Department of Nutrition, Dietetics, and Hospitality Management, Auburn University, Auburn, AL 36849, USA.
Biochem Biophys Res Commun. 2012 May 4;421(2):286-90. doi: 10.1016/j.bbrc.2012.04.001. Epub 2012 Apr 7.
Specific binding of nerve growth factor (NGF) to p75 neurotrophin receptor (p75(NTR)) leads to p75(NTR) polyubiquitination and its subsequent interaction with TRAF6 resulting in neuronal cell survival. However, when the binding of NGF to p75(NTR) was blocked with p75 antiserum, p75(NTR) polyubiquitination and neuronal cell survival were impaired. Results showed that tyrosine phosphorylation of p75(NTR) increased the polyubiquitination of p75(NTR) and contributed to the observed apparent neuroprotective effects. Similar to p75(NTR) polyubiquitination, interaction of TRAF6 with p75(NTR) was NGF/tyrosine phosphorylation dependent suggesting that TRAF6 might function as an E3 ubiquitin ligase. In sum, the results show that specific binding of NGF to p75(NTR) mediates neuronal cell survival.

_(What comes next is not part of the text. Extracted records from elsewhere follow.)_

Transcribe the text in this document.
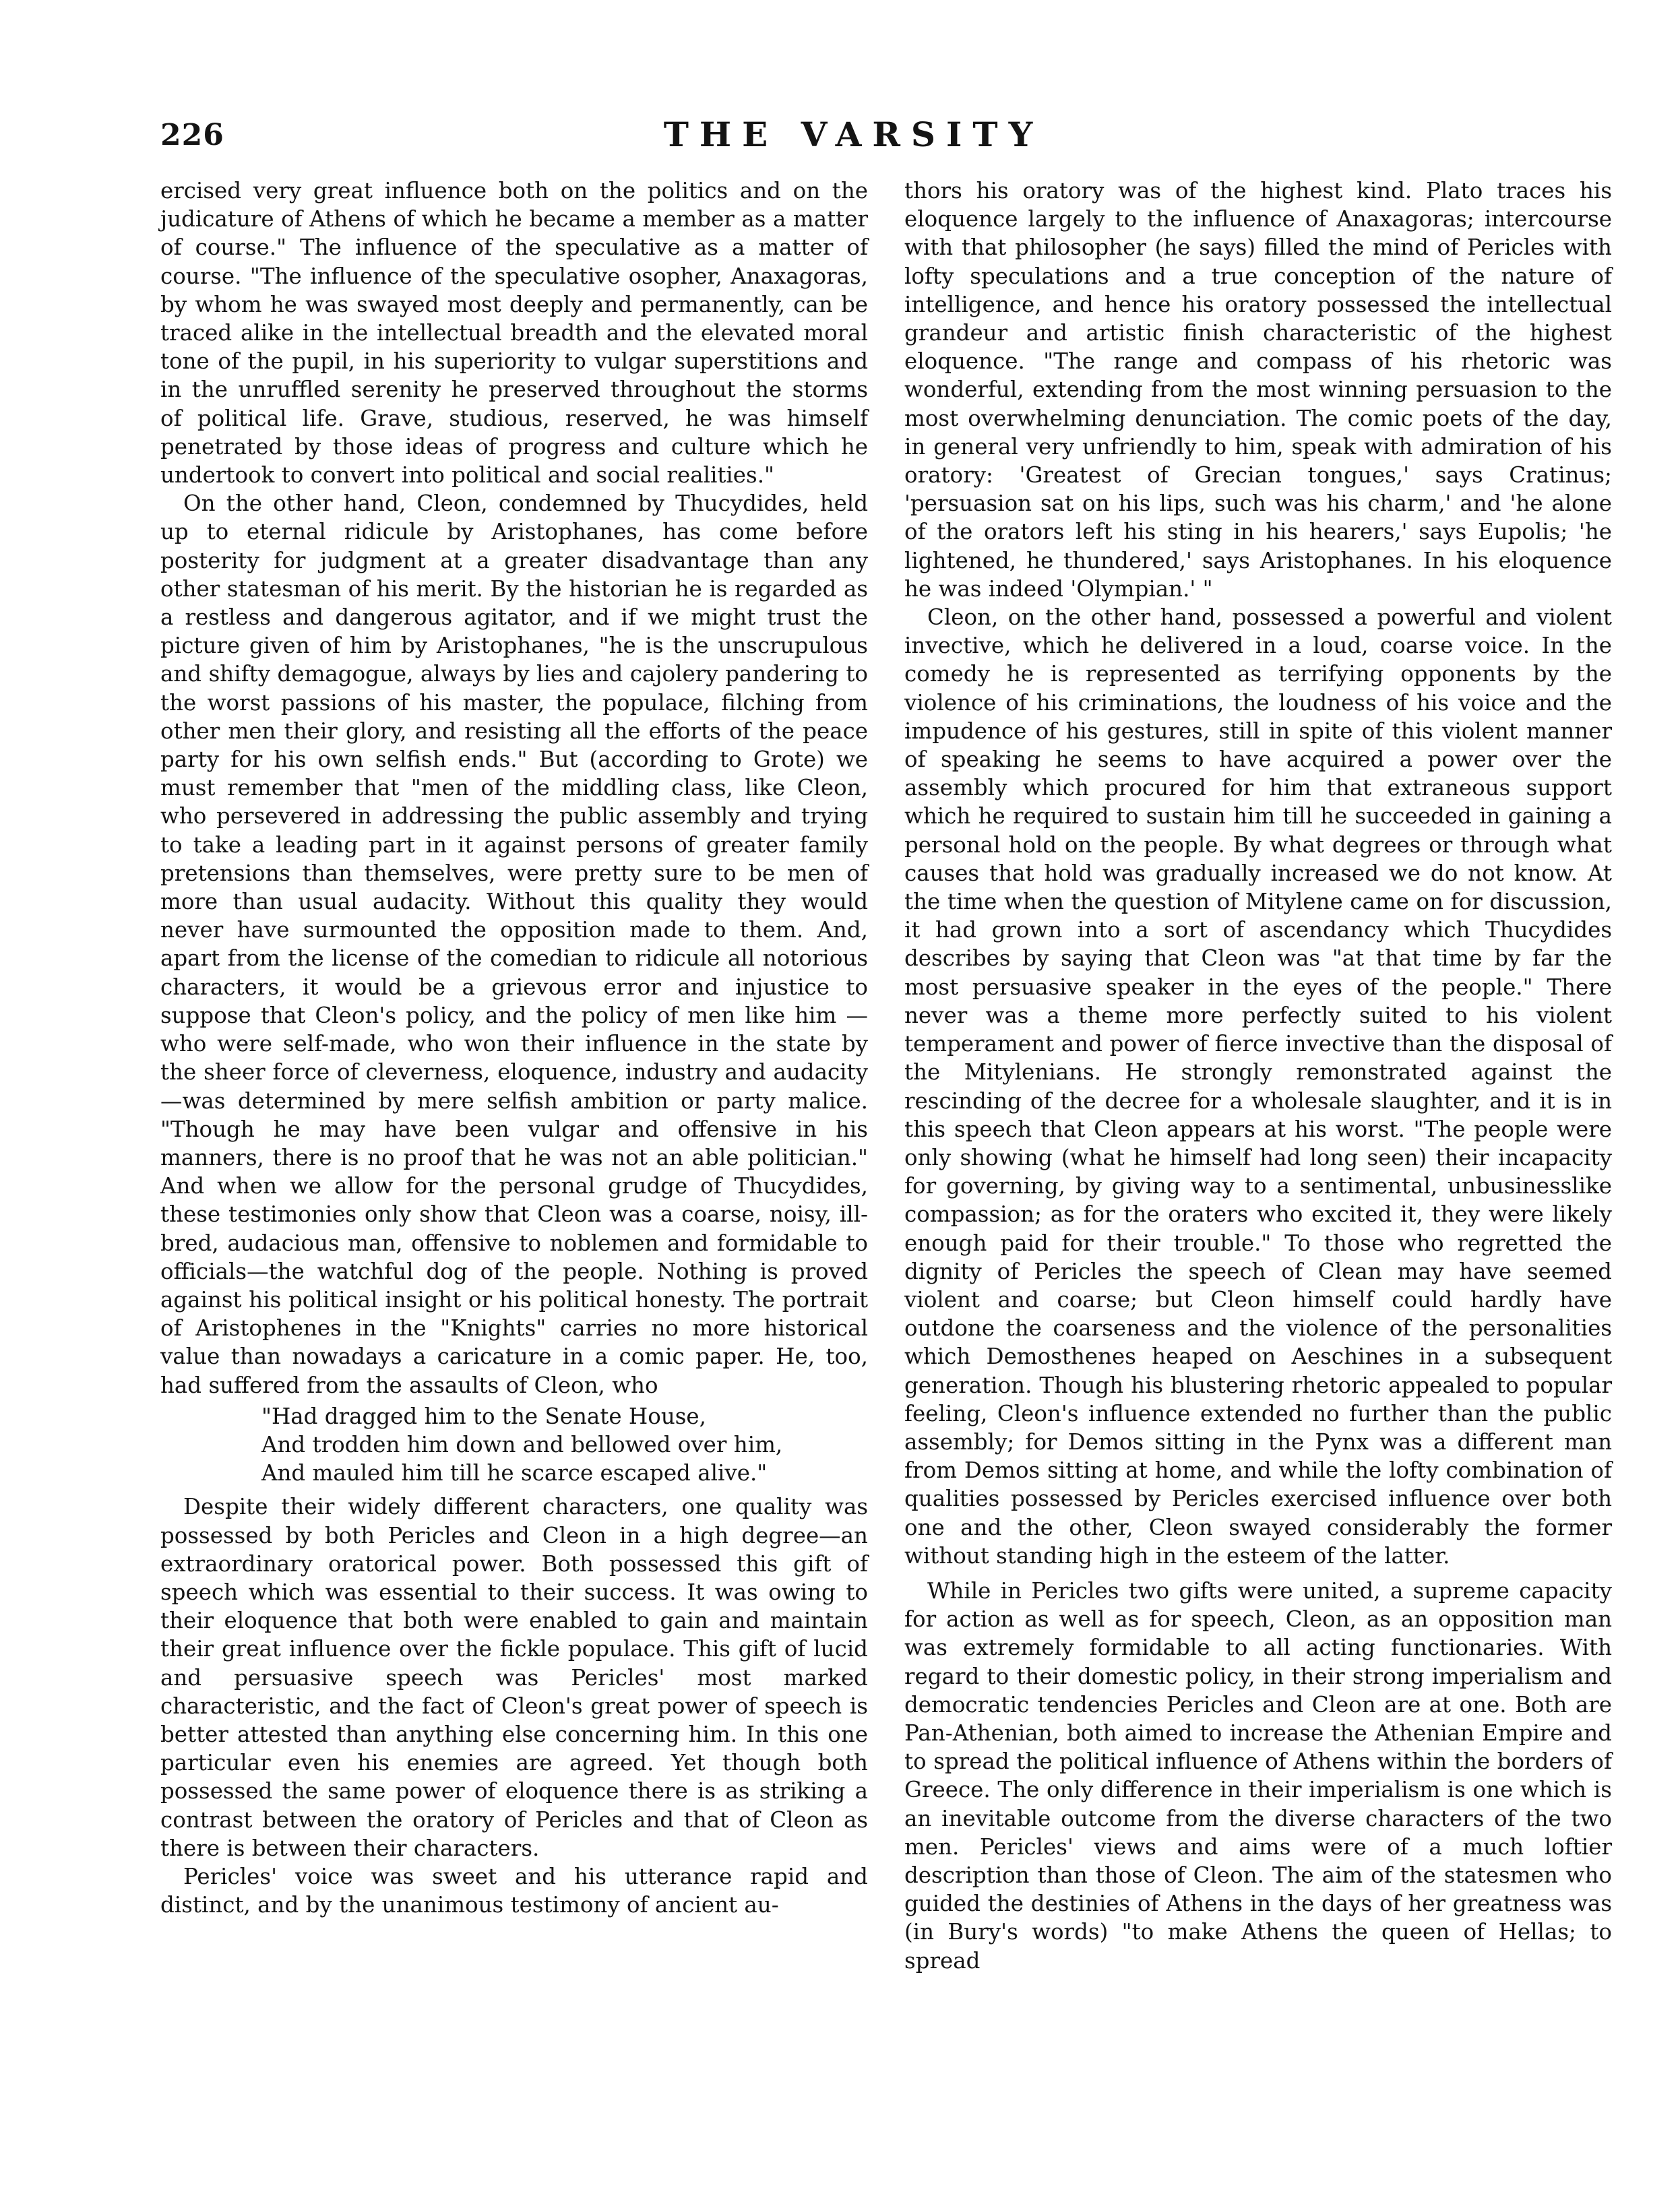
226	THE VARSITY

ercised very great influence both on the politics and on the judicature of Athens of which he became a member as a matter of course." The influence of the speculative as a matter of course. "The influence of the speculative osopher, Anaxagoras, by whom he was swayed most deeply and permanently, can be traced alike in the intellectual breadth and the elevated moral tone of the pupil, in his superiority to vulgar superstitions and in the unruffled serenity he preserved throughout the storms of political life. Grave, studious, reserved, he was himself penetrated by those ideas of progress and culture which he undertook to convert into political and social realities."

On the other hand, Cleon, condemned by Thucydides, held up to eternal ridicule by Aristophanes, has come before posterity for judgment at a greater disadvantage than any other statesman of his merit. By the historian he is regarded as a restless and dangerous agitator, and if we might trust the picture given of him by Aristophanes, "he is the unscrupulous and shifty demagogue, always by lies and cajolery pandering to the worst passions of his master, the populace, filching from other men their glory, and resisting all the efforts of the peace party for his own selfish ends." But (according to Grote) we must remember that "men of the middling class, like Cleon, who persevered in addressing the public assembly and trying to take a leading part in it against persons of greater family pretensions than themselves, were pretty sure to be men of more than usual audacity. Without this quality they would never have surmounted the opposition made to them. And, apart from the license of the comedian to ridicule all notorious characters, it would be a grievous error and injustice to suppose that Cleon's policy, and the policy of men like him —who were self-made, who won their influence in the state by the sheer force of cleverness, eloquence, industry and audacity—was determined by mere selfish ambition or party malice. "Though he may have been vulgar and offensive in his manners, there is no proof that he was not an able politician." And when we allow for the personal grudge of Thucydides, these testimonies only show that Cleon was a coarse, noisy, ill-bred, audacious man, offensive to noblemen and formidable to officials—the watchful dog of the people. Nothing is proved against his political insight or his political honesty. The portrait of Aristophenes in the "Knights" carries no more historical value than nowadays a caricature in a comic paper. He, too, had suffered from the assaults of Cleon, who

"Had dragged him to the Senate House,
And trodden him down and bellowed over him,
And mauled him till he scarce escaped alive."

Despite their widely different characters, one quality was possessed by both Pericles and Cleon in a high degree—an extraordinary oratorical power. Both possessed this gift of speech which was essential to their success. It was owing to their eloquence that both were enabled to gain and maintain their great influence over the fickle populace. This gift of lucid and persuasive speech was Pericles' most marked characteristic, and the fact of Cleon's great power of speech is better attested than anything else concerning him. In this one particular even his enemies are agreed. Yet though both possessed the same power of eloquence there is as striking a contrast between the oratory of Pericles and that of Cleon as there is between their characters.

Pericles' voice was sweet and his utterance rapid and distinct, and by the unanimous testimony of ancient au-

thors his oratory was of the highest kind. Plato traces his eloquence largely to the influence of Anaxagoras; intercourse with that philosopher (he says) filled the mind of Pericles with lofty speculations and a true conception of the nature of intelligence, and hence his oratory possessed the intellectual grandeur and artistic finish characteristic of the highest eloquence. "The range and compass of his rhetoric was wonderful, extending from the most winning persuasion to the most overwhelming denunciation. The comic poets of the day, in general very unfriendly to him, speak with admiration of his oratory: 'Greatest of Grecian tongues,' says Cratinus; 'persuasion sat on his lips, such was his charm,' and 'he alone of the orators left his sting in his hearers,' says Eupolis; 'he lightened, he thundered,' says Aristophanes. In his eloquence he was indeed 'Olympian.' "

Cleon, on the other hand, possessed a powerful and violent invective, which he delivered in a loud, coarse voice. In the comedy he is represented as terrifying opponents by the violence of his criminations, the loudness of his voice and the impudence of his gestures, still in spite of this violent manner of speaking he seems to have acquired a power over the assembly which procured for him that extraneous support which he required to sustain him till he succeeded in gaining a personal hold on the people. By what degrees or through what causes that hold was gradually increased we do not know. At the time when the question of Mitylene came on for discussion, it had grown into a sort of ascendancy which Thucydides describes by saying that Cleon was "at that time by far the most persuasive speaker in the eyes of the people." There never was a theme more perfectly suited to his violent temperament and power of fierce invective than the disposal of the Mitylenians. He strongly remonstrated against the rescinding of the decree for a wholesale slaughter, and it is in this speech that Cleon appears at his worst. "The people were only showing (what he himself had long seen) their incapacity for governing, by giving way to a sentimental, unbusinesslike compassion; as for the oraters who excited it, they were likely enough paid for their trouble." To those who regretted the dignity of Pericles the speech of Clean may have seemed violent and coarse; but Cleon himself could hardly have outdone the coarseness and the violence of the personalities which Demosthenes heaped on Aeschines in a subsequent generation. Though his blustering rhetoric appealed to popular feeling, Cleon's influence extended no further than the public assembly; for Demos sitting in the Pynx was a different man from Demos sitting at home, and while the lofty combination of qualities possessed by Pericles exercised influence over both one and the other, Cleon swayed considerably the former without standing high in the esteem of the latter.

While in Pericles two gifts were united, a supreme capacity for action as well as for speech, Cleon, as an opposition man was extremely formidable to all acting functionaries. With regard to their domestic policy, in their strong imperialism and democratic tendencies Pericles and Cleon are at one. Both are Pan-Athenian, both aimed to increase the Athenian Empire and to spread the political influence of Athens within the borders of Greece. The only difference in their imperialism is one which is an inevitable outcome from the diverse characters of the two men. Pericles' views and aims were of a much loftier description than those of Cleon. The aim of the statesmen who guided the destinies of Athens in the days of her greatness was (in Bury's words) "to make Athens the queen of Hellas; to spread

神经生长因子(NGF)与 p75 神经生长因子受体(p75(NTR))) 的特异性结合导致 p75(NTR)多泛素化,随后与 TRAF6 相互作用,导致神经元细胞存活。然而,当用 p75 抗血清阻断 NGF 与 p75(NTR) 的结合时,p75(NTR)多泛素化和神经元细胞存活受损。结果表明,p75(NTR)的酪氨酸磷酸化增加了 p75(NTR)的多泛素化,并有助于观察到的明显的神经保护作用。与 p75(NTR)多泛素化类似,TRAF6 与 p75(NTR)的相互作用依赖于 NGF/酪氨酸磷酸化,表明 TRAF6 可能作为 E3 泛素连接酶发挥作用。总之,这些结果表明,NGF 与 p75(NTR)的特异性结合介导神经元细胞存活。